Oli Porro Santoro : Oui, d’ailleurs il racontait qu’il était pire que Dutroux, il faut le savoir. Dutroux qui a récemment avoué qu’il se pliait à des commandes.
Karl Zéro : Dutroux avait d’abord expliqué qu’il était un simple prédateur accompagné de sa femme et d’un copain vaguement SDF, et il a eu 20 ans parce qu’on lui a expliqué que s’il disait la vérité, c’était le retour de la marche blanche, la Belgique en colère, tout le monde en colère, « protégeons les enfants » et personne n’avait envie de ça.

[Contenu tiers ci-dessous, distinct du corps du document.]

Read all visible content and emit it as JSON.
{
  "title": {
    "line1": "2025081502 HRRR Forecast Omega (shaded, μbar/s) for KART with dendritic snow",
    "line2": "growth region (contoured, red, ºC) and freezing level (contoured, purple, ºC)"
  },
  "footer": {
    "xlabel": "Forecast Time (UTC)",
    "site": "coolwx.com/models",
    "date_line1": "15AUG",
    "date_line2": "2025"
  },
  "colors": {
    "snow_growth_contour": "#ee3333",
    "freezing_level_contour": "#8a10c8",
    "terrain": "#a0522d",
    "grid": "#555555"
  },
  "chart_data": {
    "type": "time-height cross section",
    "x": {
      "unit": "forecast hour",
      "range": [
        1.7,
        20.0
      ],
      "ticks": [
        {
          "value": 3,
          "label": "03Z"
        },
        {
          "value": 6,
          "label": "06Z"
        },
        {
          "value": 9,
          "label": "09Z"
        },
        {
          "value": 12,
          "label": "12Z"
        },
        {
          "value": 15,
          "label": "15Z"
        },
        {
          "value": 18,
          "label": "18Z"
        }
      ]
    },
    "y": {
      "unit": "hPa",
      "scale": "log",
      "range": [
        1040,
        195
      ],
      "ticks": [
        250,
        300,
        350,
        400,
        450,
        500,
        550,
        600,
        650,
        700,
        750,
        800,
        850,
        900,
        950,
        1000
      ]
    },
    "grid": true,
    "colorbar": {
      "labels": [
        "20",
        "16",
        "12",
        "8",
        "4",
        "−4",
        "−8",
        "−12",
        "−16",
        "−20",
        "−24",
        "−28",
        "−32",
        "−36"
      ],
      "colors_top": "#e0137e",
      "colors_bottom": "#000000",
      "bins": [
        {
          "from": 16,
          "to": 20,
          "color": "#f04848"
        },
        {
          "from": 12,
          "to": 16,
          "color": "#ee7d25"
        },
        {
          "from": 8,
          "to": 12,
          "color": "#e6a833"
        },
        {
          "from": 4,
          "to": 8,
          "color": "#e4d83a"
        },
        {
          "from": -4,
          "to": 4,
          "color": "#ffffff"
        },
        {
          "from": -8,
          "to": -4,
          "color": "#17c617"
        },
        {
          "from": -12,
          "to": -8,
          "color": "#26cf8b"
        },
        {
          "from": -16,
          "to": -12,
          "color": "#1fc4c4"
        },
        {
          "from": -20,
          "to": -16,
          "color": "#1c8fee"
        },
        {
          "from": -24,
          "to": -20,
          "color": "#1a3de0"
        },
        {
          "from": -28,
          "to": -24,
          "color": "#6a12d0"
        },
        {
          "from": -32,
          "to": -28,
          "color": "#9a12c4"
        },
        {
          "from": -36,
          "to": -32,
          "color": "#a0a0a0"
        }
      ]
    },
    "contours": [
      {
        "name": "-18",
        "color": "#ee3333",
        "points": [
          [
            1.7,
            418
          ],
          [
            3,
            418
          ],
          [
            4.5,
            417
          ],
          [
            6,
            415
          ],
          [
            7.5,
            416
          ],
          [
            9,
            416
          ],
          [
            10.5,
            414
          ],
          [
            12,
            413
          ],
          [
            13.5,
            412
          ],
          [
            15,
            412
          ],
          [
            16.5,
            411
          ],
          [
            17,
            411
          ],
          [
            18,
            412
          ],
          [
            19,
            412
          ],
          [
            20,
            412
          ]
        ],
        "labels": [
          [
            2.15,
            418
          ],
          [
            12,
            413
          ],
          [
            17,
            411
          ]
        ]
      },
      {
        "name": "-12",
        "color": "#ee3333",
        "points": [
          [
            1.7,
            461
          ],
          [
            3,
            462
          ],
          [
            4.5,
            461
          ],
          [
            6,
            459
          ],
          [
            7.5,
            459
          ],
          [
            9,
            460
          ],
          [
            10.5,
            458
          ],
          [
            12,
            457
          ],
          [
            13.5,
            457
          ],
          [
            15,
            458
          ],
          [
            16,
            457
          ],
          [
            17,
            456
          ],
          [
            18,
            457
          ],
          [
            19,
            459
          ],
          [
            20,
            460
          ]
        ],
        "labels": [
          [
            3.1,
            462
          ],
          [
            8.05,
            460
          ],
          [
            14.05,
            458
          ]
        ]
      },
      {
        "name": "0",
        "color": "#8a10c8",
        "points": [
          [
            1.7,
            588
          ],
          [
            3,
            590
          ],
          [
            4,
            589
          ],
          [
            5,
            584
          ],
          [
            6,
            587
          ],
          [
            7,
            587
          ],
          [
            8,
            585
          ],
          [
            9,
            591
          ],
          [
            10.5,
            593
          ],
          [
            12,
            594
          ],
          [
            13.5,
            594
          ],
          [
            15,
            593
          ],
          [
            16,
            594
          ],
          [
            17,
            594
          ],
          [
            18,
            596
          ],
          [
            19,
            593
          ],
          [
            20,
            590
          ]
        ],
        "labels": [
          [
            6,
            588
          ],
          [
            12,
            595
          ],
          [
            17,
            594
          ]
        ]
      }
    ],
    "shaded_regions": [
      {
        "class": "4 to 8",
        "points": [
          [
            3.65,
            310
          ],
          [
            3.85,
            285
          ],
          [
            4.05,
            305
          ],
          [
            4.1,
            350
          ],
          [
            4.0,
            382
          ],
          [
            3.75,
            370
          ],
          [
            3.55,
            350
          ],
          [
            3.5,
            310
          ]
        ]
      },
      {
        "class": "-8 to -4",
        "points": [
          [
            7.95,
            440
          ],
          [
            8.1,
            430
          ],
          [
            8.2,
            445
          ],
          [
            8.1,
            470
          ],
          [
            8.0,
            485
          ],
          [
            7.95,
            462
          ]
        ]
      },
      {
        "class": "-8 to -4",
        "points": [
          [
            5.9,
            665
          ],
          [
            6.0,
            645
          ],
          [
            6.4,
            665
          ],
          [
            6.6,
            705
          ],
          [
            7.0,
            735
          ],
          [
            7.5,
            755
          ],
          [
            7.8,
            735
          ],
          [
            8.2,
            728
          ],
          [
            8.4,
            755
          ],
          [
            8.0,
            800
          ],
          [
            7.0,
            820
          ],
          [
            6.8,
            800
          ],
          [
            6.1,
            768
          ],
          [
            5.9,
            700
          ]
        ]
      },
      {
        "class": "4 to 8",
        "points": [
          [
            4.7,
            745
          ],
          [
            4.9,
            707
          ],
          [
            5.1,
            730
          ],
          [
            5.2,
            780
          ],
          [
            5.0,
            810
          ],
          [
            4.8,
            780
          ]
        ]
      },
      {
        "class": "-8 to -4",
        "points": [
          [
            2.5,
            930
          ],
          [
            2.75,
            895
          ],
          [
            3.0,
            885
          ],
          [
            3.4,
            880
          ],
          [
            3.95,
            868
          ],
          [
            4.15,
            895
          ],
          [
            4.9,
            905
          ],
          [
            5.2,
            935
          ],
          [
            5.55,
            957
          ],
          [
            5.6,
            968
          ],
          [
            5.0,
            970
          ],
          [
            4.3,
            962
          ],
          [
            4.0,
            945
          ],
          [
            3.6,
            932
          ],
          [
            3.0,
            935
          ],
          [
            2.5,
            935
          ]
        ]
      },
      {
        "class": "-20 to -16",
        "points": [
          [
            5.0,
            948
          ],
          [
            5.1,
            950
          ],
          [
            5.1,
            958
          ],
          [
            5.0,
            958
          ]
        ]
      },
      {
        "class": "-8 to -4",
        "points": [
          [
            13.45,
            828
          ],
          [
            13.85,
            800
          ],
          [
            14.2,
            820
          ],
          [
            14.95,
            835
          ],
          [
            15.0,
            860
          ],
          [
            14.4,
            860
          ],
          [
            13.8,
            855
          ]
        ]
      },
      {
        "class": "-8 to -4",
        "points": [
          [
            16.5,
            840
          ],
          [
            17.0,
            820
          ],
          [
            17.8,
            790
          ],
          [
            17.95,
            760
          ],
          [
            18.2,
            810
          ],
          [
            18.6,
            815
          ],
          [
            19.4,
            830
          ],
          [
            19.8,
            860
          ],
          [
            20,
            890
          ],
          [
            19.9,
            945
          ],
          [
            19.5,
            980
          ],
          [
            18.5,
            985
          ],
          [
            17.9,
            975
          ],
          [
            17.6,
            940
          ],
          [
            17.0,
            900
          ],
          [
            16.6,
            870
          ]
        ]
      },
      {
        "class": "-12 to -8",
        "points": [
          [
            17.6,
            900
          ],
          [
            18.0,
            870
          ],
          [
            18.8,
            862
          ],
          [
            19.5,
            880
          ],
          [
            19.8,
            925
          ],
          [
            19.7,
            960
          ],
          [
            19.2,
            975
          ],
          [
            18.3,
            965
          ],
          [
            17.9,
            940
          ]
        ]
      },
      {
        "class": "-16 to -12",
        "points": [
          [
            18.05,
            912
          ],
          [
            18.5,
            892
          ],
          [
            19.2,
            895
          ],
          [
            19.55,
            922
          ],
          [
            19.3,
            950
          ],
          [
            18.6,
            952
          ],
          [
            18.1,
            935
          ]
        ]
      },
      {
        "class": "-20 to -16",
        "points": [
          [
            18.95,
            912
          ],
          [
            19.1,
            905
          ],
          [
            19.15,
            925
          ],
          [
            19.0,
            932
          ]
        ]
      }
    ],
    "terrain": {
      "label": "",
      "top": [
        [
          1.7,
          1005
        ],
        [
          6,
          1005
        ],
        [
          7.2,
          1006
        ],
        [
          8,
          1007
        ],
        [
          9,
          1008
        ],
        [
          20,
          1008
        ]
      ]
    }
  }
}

Oli Porro Santoro : Selim a été auditionné récemment, encore une fois par la police, et d’après les enquêteurs, y aurait pas que le butin du gang des postiches, il avait encore plus d’argent que ça. C’est vrai que moi j’ai rencontré André Bellaïche, l’ami de monsieur Naulleau, je l’ai questionné sur son film Le Dernier Gang d’Ariel Zeitoun, avec Vincent Elbaz, c’est vrai que le film se termine, on voit Vincent Elbaz qui joue, supposé jouer son rôle, parce que monsieur Bellaïche évidemment n’a jamais été condamné pour ces faits, et le film se termine sur cette phrase : « quand on est sortis, le butin avait disparu ». Y avait plus rien et moi j’ai été lui poser la question : « pourquoi vous avez pas parlé de Fourniret ? » Il est rentré dans une colère terrible, c’est ce que je raconte dans le livre, et selon lui y avait pas tant que ça d’argent, y avait une autre source. C’est vrai que l’argent, il était très intéressé, c’est comme ça qu’il faisait chanter Selim, en lui envoyant des mandats cash, en lui disant « si tu continues à mal me parler » – c’est vrai que parfois on lui rentrait dans le lard – « je t’envoie pas d’argent ».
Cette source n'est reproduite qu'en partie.